Cheniere Energy November last year signed an agreement with China’s state-owned Sinochem for the supply of an initial volume of 900,000 mt/year of LNG. That volume could eventually increase to 1.8mn mt/yr under a 17.5-year term agreement. Prices will be fixed to Henry Hub, the US benchmark for the price of natural gas, plus an unspecified fixed liquefaction fee.
Chinese state-owned gas supplier Guangzhou Development Group (GDP) in April this year signed a 20-year deal for 2mn mt/yr of LNG supply from Mexico Pacific LNG Markets. The company said that the contract would come into force when Mexico Pacific's 14.1mn mt/yr West Coast North American LNG project in Sonora, Mexico, was up and running. GDP will take 1mn mt/yr of LNG from the project's first and second phases, with the volumes priced on a formula tied to the US Henry Hub index. Feedstock gas for the project will come from the US.
Another US LNG developer NextDecade has signed three SPAs with Chinese buyers this year. In March it entered into a binding heads of agreement (HoA) with Guangdong Energy Group Natural Gas for the long-term supply of LNG from its Rio Grande LNG project in Texas.
The HoA provides that Guangdong Energy will purchase up to 1.5mn mt/yr of LNG over a 20-year term indexed to Henry Hub, initially from the first train at Rio Grande, which is expected to begin commercial operations in 2026.
In April, NextDecade signed a 20-year agreement with Chinese private entity ENN for the supply of 1.5mn mt/yr of LNG, also from the Rio Grande. And then in July, it agreed to supply 1mn mt/year of LNG to China Gas on a free-on-board (FOB) basis. The purchase price is indexed to the benchmark price of Henry Hub.
In July this year, PetroChina entered into an agreement with Cheniere Energy to buy 1.8mn mt/yr LNG from Cheniere’s Corpus Christi terminal from 2026 to 2050. The SPA is indexed to Henry Hub plus a fixed fee on a FOB basis. Half of this amount depends on Cheniere deciding to move ahead with a new build-out of its Corpus Christi terminal beyond the seven-train Corpus Christi Stage 3 project.
Qatar too has penned LNG supply deals with Chinese companies in the past year. China Suntien Green Energy in December signed a contract with Qatargas 2 for the annual import of 1mn metric tons/year of LNG over 15 years. In December, Guangdong Energy Group Natural Gas Co. agreed to buy 1mn mt/yr of LNG for 10 years from QatarEnergy. In September last year, Qatar Petroleum signed a deal with CNOOC to deliver 3.5mn mt/yr of LNG over a 15-year period.

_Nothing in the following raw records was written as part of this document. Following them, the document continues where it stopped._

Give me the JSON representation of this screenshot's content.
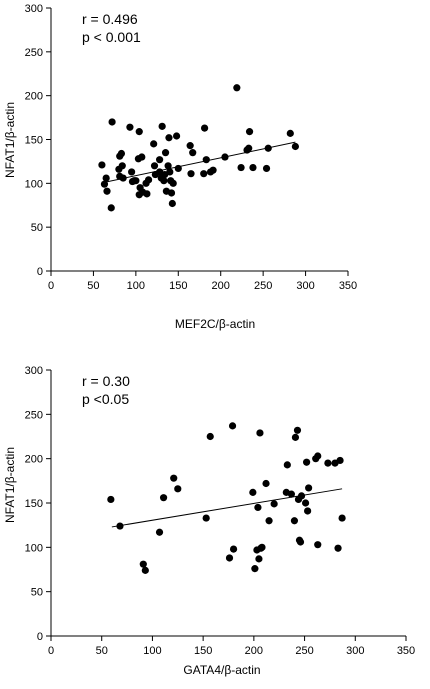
{
  "chart_data": [
    {
      "type": "scatter",
      "xlabel": "MEF2C/β-actin",
      "ylabel": "NFAT1/β-actin",
      "xlim": [
        0,
        350
      ],
      "ylim": [
        0,
        300
      ],
      "xticks": [
        0,
        50,
        100,
        150,
        200,
        250,
        300,
        350
      ],
      "yticks": [
        0,
        50,
        100,
        150,
        200,
        250,
        300
      ],
      "annotations": [
        "r = 0.496",
        "p < 0.001"
      ],
      "trendline": {
        "x": [
          62,
          288
        ],
        "y": [
          101,
          147
        ]
      },
      "points": [
        {
          "x": 60,
          "y": 121
        },
        {
          "x": 63,
          "y": 99
        },
        {
          "x": 65,
          "y": 106
        },
        {
          "x": 66,
          "y": 91
        },
        {
          "x": 71,
          "y": 72
        },
        {
          "x": 72,
          "y": 170
        },
        {
          "x": 80,
          "y": 116
        },
        {
          "x": 81,
          "y": 108
        },
        {
          "x": 81,
          "y": 131
        },
        {
          "x": 83,
          "y": 134
        },
        {
          "x": 84,
          "y": 120
        },
        {
          "x": 85,
          "y": 106
        },
        {
          "x": 93,
          "y": 164
        },
        {
          "x": 95,
          "y": 113
        },
        {
          "x": 96,
          "y": 102
        },
        {
          "x": 98,
          "y": 103
        },
        {
          "x": 100,
          "y": 103
        },
        {
          "x": 103,
          "y": 128
        },
        {
          "x": 104,
          "y": 87
        },
        {
          "x": 104,
          "y": 159
        },
        {
          "x": 105,
          "y": 95
        },
        {
          "x": 107,
          "y": 130
        },
        {
          "x": 108,
          "y": 90
        },
        {
          "x": 112,
          "y": 100
        },
        {
          "x": 113,
          "y": 88
        },
        {
          "x": 115,
          "y": 104
        },
        {
          "x": 121,
          "y": 145
        },
        {
          "x": 122,
          "y": 120
        },
        {
          "x": 123,
          "y": 110
        },
        {
          "x": 128,
          "y": 113
        },
        {
          "x": 128,
          "y": 127
        },
        {
          "x": 130,
          "y": 106
        },
        {
          "x": 131,
          "y": 165
        },
        {
          "x": 133,
          "y": 103
        },
        {
          "x": 134,
          "y": 110
        },
        {
          "x": 135,
          "y": 135
        },
        {
          "x": 136,
          "y": 91
        },
        {
          "x": 138,
          "y": 120
        },
        {
          "x": 139,
          "y": 152
        },
        {
          "x": 140,
          "y": 113
        },
        {
          "x": 141,
          "y": 103
        },
        {
          "x": 142,
          "y": 89
        },
        {
          "x": 143,
          "y": 77
        },
        {
          "x": 144,
          "y": 100
        },
        {
          "x": 148,
          "y": 154
        },
        {
          "x": 150,
          "y": 117
        },
        {
          "x": 164,
          "y": 143
        },
        {
          "x": 165,
          "y": 111
        },
        {
          "x": 167,
          "y": 135
        },
        {
          "x": 180,
          "y": 111
        },
        {
          "x": 181,
          "y": 163
        },
        {
          "x": 183,
          "y": 127
        },
        {
          "x": 188,
          "y": 113
        },
        {
          "x": 191,
          "y": 115
        },
        {
          "x": 205,
          "y": 130
        },
        {
          "x": 219,
          "y": 209
        },
        {
          "x": 224,
          "y": 118
        },
        {
          "x": 231,
          "y": 138
        },
        {
          "x": 233,
          "y": 140
        },
        {
          "x": 234,
          "y": 159
        },
        {
          "x": 238,
          "y": 118
        },
        {
          "x": 254,
          "y": 117
        },
        {
          "x": 256,
          "y": 140
        },
        {
          "x": 282,
          "y": 157
        },
        {
          "x": 288,
          "y": 142
        }
      ]
    },
    {
      "type": "scatter",
      "xlabel": "GATA4/β-actin",
      "ylabel": "NFAT1/β-actin",
      "xlim": [
        0,
        350
      ],
      "ylim": [
        0,
        300
      ],
      "xticks": [
        0,
        50,
        100,
        150,
        200,
        250,
        300,
        350
      ],
      "yticks": [
        0,
        50,
        100,
        150,
        200,
        250,
        300
      ],
      "annotations": [
        "r = 0.30",
        "p <0.05"
      ],
      "trendline": {
        "x": [
          60,
          287
        ],
        "y": [
          123,
          166
        ]
      },
      "points": [
        {
          "x": 59,
          "y": 154
        },
        {
          "x": 68,
          "y": 124
        },
        {
          "x": 91,
          "y": 81
        },
        {
          "x": 93,
          "y": 74
        },
        {
          "x": 107,
          "y": 117
        },
        {
          "x": 111,
          "y": 156
        },
        {
          "x": 121,
          "y": 178
        },
        {
          "x": 125,
          "y": 166
        },
        {
          "x": 153,
          "y": 133
        },
        {
          "x": 157,
          "y": 225
        },
        {
          "x": 176,
          "y": 88
        },
        {
          "x": 179,
          "y": 237
        },
        {
          "x": 180,
          "y": 98
        },
        {
          "x": 199,
          "y": 162
        },
        {
          "x": 201,
          "y": 76
        },
        {
          "x": 203,
          "y": 97
        },
        {
          "x": 204,
          "y": 145
        },
        {
          "x": 205,
          "y": 87
        },
        {
          "x": 206,
          "y": 229
        },
        {
          "x": 207,
          "y": 99
        },
        {
          "x": 208,
          "y": 100
        },
        {
          "x": 212,
          "y": 172
        },
        {
          "x": 215,
          "y": 130
        },
        {
          "x": 220,
          "y": 149
        },
        {
          "x": 232,
          "y": 162
        },
        {
          "x": 233,
          "y": 193
        },
        {
          "x": 237,
          "y": 160
        },
        {
          "x": 240,
          "y": 130
        },
        {
          "x": 241,
          "y": 224
        },
        {
          "x": 243,
          "y": 232
        },
        {
          "x": 244,
          "y": 154
        },
        {
          "x": 245,
          "y": 108
        },
        {
          "x": 246,
          "y": 106
        },
        {
          "x": 247,
          "y": 158
        },
        {
          "x": 251,
          "y": 150
        },
        {
          "x": 252,
          "y": 196
        },
        {
          "x": 253,
          "y": 141
        },
        {
          "x": 254,
          "y": 167
        },
        {
          "x": 261,
          "y": 200
        },
        {
          "x": 263,
          "y": 203
        },
        {
          "x": 263,
          "y": 103
        },
        {
          "x": 273,
          "y": 195
        },
        {
          "x": 280,
          "y": 195
        },
        {
          "x": 283,
          "y": 99
        },
        {
          "x": 285,
          "y": 198
        },
        {
          "x": 287,
          "y": 133
        }
      ]
    }
  ]
}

Australia is missing in action
For Australia, China is one of the biggest LNG export markets along with Japan. Yet, Australian LNG developers are surprisingly missing in all this action.
While the US has been signing multiple deals this past year, with four major ones in July 2022 alone, Woodside’s Scarborough project remains only 36% contracted, according to energy consultant EnergyQuest. This is an unusual situation for a major LNG project that is already under construction.
Woodside last year announced the final investment decisions to approve the Scarborough and Pluto Train 2 developments, including new domestic gas facilities and modifications to Pluto Train 1. The work on Pluto Train 2 began on August 24.
The Scarborough field is located approximately 375 km off the coast of Western Australia and is estimated to contain 11.1 trillion ft3 of dry gas. Development of Scarborough will include the installation of a floating production unit with eight wells drilled in the initial phase and 13 wells drilled over the life of the Scarborough field. The gas will be transported to Pluto LNG through a new approximately 430 km trunkline.